Дело моего отца | страница 47



О политика! Что ты делаешь с людьми!

Не могу не рассказать, как в ЦК КПСС знакомили меня с выпиской из постановления Президиума о посмертном восстановлении отца в партии. Чиновник вынул бумажку из сейфа, дал прочитать и пальцем указал на гриф в правом верхнем углу бланка: «Совершенно секретно».

— Оглашению не подлежит, — предупредил он.

— Это для вас секретно, — нахально возразил я. — Сейчас же пойду, наменяю пятнашек и буду звонить всем знакомым.

— Мое дело предупредить, — сухо сказал чиновник.

За справкой Верховного суда я зашел позже. Поскольку в тексте была указана должность отца, полковник (не тот, что на улице Кирова, а другой) сказал, что он очень рад, что справедливость восторжествовала, и т. д.

— Да, — согласился я. — Это действительно великое дело.
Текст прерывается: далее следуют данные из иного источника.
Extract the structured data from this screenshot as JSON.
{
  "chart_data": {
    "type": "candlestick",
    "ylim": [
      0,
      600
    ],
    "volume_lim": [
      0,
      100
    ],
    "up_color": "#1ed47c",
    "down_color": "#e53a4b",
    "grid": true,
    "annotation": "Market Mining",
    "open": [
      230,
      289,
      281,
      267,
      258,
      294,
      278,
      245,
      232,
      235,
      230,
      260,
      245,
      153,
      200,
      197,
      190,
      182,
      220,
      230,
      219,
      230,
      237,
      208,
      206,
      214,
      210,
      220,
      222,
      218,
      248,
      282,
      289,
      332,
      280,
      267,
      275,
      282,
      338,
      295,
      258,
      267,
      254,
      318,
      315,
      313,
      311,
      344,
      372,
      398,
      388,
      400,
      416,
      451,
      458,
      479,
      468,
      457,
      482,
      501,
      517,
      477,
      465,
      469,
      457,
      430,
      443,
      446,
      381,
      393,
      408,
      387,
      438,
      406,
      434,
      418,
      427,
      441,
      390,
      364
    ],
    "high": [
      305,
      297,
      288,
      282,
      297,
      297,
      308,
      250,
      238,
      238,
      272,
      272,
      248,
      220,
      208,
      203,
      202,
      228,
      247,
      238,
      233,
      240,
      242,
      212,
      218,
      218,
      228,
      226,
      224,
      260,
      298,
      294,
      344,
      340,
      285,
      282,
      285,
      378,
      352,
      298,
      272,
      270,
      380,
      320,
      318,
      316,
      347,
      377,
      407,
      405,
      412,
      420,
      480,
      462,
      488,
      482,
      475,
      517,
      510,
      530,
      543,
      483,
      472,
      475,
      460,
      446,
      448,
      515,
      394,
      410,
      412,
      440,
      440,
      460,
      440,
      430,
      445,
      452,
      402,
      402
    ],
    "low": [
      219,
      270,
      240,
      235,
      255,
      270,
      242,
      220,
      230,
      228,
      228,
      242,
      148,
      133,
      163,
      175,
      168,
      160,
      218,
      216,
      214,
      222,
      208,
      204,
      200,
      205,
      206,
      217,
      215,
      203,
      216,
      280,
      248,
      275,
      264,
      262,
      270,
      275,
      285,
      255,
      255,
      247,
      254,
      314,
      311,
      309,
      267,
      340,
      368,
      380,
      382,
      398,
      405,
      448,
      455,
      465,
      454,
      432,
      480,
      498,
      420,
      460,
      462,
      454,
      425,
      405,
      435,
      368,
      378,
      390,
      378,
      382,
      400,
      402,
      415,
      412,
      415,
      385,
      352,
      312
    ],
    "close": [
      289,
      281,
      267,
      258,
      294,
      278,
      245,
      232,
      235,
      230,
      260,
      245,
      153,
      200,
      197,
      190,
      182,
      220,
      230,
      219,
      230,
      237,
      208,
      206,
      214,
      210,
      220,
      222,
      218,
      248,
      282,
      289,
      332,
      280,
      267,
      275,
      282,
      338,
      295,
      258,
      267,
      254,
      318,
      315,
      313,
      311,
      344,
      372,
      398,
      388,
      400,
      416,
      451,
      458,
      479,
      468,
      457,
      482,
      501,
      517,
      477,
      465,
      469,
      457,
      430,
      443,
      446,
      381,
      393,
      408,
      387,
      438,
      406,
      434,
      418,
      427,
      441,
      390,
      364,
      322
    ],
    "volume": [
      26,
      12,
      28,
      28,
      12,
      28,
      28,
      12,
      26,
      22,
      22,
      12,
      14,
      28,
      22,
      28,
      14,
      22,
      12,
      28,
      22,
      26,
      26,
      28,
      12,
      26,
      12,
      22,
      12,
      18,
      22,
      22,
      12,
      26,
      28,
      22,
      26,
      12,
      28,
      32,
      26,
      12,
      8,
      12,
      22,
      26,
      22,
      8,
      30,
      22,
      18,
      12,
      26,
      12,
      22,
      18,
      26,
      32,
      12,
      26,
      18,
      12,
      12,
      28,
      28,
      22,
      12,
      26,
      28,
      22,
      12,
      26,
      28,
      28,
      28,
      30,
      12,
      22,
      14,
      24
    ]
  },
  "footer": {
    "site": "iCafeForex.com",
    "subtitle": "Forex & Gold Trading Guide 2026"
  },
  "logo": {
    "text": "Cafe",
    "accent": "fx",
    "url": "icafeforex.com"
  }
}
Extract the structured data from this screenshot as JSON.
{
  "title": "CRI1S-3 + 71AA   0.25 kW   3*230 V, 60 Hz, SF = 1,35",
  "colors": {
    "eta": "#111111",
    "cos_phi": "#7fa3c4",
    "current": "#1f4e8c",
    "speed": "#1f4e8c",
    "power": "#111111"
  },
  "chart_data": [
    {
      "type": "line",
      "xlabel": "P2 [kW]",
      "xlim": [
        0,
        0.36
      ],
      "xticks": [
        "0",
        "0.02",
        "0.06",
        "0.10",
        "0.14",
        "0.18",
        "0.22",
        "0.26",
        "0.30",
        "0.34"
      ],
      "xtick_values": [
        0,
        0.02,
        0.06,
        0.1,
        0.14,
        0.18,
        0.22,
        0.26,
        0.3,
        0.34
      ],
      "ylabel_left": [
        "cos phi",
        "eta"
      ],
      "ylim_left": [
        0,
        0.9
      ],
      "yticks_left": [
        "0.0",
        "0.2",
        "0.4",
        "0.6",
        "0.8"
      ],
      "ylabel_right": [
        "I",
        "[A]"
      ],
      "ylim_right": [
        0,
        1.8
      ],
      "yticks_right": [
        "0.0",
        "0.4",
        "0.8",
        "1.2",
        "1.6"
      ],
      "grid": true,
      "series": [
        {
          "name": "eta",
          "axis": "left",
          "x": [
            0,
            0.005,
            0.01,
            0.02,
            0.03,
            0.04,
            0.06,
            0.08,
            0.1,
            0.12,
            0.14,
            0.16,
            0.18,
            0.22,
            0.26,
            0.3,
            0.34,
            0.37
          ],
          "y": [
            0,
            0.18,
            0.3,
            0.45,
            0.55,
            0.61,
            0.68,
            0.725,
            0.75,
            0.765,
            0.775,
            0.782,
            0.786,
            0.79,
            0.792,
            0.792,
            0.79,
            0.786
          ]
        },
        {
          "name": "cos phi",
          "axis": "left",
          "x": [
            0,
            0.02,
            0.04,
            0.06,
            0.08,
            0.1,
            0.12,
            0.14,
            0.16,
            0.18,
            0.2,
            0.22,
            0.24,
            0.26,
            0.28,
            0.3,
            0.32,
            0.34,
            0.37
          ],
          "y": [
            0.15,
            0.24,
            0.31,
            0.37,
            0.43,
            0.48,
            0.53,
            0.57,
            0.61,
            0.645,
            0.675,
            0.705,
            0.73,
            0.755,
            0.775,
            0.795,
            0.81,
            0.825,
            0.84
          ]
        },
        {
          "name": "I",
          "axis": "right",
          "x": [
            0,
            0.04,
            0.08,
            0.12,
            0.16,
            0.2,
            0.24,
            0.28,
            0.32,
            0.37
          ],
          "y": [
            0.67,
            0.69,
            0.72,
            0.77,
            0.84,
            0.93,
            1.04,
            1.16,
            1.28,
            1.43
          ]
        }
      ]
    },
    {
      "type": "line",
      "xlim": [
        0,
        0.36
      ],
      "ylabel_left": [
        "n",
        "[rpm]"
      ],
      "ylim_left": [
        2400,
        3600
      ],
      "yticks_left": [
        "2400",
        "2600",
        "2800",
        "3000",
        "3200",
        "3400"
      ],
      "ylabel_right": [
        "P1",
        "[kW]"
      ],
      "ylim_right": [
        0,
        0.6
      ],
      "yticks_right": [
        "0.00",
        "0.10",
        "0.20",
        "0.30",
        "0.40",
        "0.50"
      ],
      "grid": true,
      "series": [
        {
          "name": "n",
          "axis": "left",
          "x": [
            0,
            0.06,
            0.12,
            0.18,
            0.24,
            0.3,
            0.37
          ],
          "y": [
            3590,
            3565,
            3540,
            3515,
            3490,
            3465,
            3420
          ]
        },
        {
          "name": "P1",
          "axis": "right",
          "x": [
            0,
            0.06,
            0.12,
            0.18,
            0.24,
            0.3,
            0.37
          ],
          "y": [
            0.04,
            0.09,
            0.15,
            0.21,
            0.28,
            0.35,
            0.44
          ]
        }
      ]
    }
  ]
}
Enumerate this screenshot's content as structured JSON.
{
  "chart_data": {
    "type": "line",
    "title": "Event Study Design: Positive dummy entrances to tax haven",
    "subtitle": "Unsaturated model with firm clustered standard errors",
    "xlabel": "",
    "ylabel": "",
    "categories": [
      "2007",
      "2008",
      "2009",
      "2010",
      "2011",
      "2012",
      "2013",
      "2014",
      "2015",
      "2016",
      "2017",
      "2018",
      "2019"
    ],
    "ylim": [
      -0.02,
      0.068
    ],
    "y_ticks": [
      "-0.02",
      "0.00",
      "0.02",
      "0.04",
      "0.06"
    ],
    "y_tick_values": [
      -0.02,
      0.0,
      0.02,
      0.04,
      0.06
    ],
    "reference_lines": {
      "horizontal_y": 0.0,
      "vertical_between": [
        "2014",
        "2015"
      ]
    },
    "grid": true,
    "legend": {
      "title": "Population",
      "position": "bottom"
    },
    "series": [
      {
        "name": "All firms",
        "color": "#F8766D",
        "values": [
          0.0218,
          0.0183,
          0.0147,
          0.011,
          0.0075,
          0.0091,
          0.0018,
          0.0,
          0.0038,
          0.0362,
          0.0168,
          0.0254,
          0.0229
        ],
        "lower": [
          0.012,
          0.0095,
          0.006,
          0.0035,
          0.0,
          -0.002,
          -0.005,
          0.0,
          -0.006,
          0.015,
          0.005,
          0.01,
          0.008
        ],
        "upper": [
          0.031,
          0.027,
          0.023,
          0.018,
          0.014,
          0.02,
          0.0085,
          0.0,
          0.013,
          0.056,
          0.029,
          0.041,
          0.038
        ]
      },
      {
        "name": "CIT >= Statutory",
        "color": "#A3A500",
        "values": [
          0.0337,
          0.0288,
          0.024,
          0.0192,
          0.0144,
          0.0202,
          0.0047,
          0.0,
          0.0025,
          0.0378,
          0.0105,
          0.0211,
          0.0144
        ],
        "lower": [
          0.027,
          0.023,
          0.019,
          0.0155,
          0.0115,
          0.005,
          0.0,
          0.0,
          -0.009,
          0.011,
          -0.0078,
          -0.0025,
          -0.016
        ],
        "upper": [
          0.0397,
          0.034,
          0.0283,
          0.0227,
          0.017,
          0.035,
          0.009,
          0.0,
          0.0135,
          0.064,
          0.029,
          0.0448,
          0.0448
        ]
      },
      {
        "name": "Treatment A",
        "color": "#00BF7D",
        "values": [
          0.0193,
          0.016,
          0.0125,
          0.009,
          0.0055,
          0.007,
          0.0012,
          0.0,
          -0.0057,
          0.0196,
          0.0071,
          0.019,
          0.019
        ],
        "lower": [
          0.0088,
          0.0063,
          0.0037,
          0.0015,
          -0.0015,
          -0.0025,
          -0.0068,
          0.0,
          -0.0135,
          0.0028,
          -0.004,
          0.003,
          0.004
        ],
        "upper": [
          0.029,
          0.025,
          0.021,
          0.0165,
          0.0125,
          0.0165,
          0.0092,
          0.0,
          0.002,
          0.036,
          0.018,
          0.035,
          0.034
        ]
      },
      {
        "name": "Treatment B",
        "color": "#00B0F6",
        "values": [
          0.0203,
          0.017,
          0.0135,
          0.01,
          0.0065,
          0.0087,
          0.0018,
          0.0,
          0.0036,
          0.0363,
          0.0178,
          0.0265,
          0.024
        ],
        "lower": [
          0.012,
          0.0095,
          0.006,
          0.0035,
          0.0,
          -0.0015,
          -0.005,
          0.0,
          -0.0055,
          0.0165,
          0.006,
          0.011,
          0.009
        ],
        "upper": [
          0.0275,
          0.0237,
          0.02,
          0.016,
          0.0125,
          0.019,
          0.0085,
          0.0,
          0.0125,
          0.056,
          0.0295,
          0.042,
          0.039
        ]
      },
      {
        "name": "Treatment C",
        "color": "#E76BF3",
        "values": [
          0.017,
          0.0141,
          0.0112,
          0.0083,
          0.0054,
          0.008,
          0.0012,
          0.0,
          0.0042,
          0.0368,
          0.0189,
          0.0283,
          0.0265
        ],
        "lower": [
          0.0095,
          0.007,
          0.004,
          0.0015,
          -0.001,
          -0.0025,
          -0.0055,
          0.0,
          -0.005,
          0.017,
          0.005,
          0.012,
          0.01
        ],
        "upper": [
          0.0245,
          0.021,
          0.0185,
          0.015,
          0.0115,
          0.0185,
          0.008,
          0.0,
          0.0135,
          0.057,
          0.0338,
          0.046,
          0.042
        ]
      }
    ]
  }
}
Ведь теперь рухнул весь процесс «право-троцкистского блока», дело Бухарина и Рыкова.

— В каком смысле? — удивился полковник.

— Если один из главных обвиняемых оправдан подчистую, то значит, что и весь процесс — липа.

— А ваш отец проходил по тому процессу? Вы не ошибаетесь?

Некоторое время ушло на то, чтобы убедить военного юриста, что я не ошибаюсь.

Полковник убежал куда-то, привел еще трех полковников, и я повторил для них то, что уже сказал.

Они были ошарашены, другого слова мне не найти. И не зря не верили своим ушам. Время это показало. Понадобилось еще тридцать с лишним лет, чтобы свершилось то, что казалось мне закономерным, делом завтрашнего дня. Глупые полковники были умней меня.


…Я начал писать и печататься в газетах и журналах сразу по возвращении, а вскоре меня привлекла в нештатные сотрудники газета «Нойес Лебен», издающаяся для советских немцев. Писал я там под почти рифмующимся псевдонимом И. Крамер и в 1958 году выпросил себе командировку в Узбекистан. Редакция поставила условием, чтобы прежде я по бывал в Таджикистане, где есть целые немецкие колхозы написал бы очерк о передовике производства.

Во время этой командировки я понял значение грифа «Совершенно секретно». Прибыл я в райцентр Колхозабад, который только что переименовали. Он был Кагановичабадом, и не все вывески и бланки успели сменить.

Первый секретарь райкома узбек Исаев встретил меня, поджав губы, руки не подал, сказал, что наедине беседовать не будет. Постепенно в кабинете набралось человек пятнадцать, и секретарь сказал:

— Мы вас слушаем.

Я сообщил, что меня интересуют немецкие колхозы, а конкретно — колхоз имени Тельмана и колхоз имени Карла Маркса, хорошие механизаторы, доярки, культурно-просветительная работа.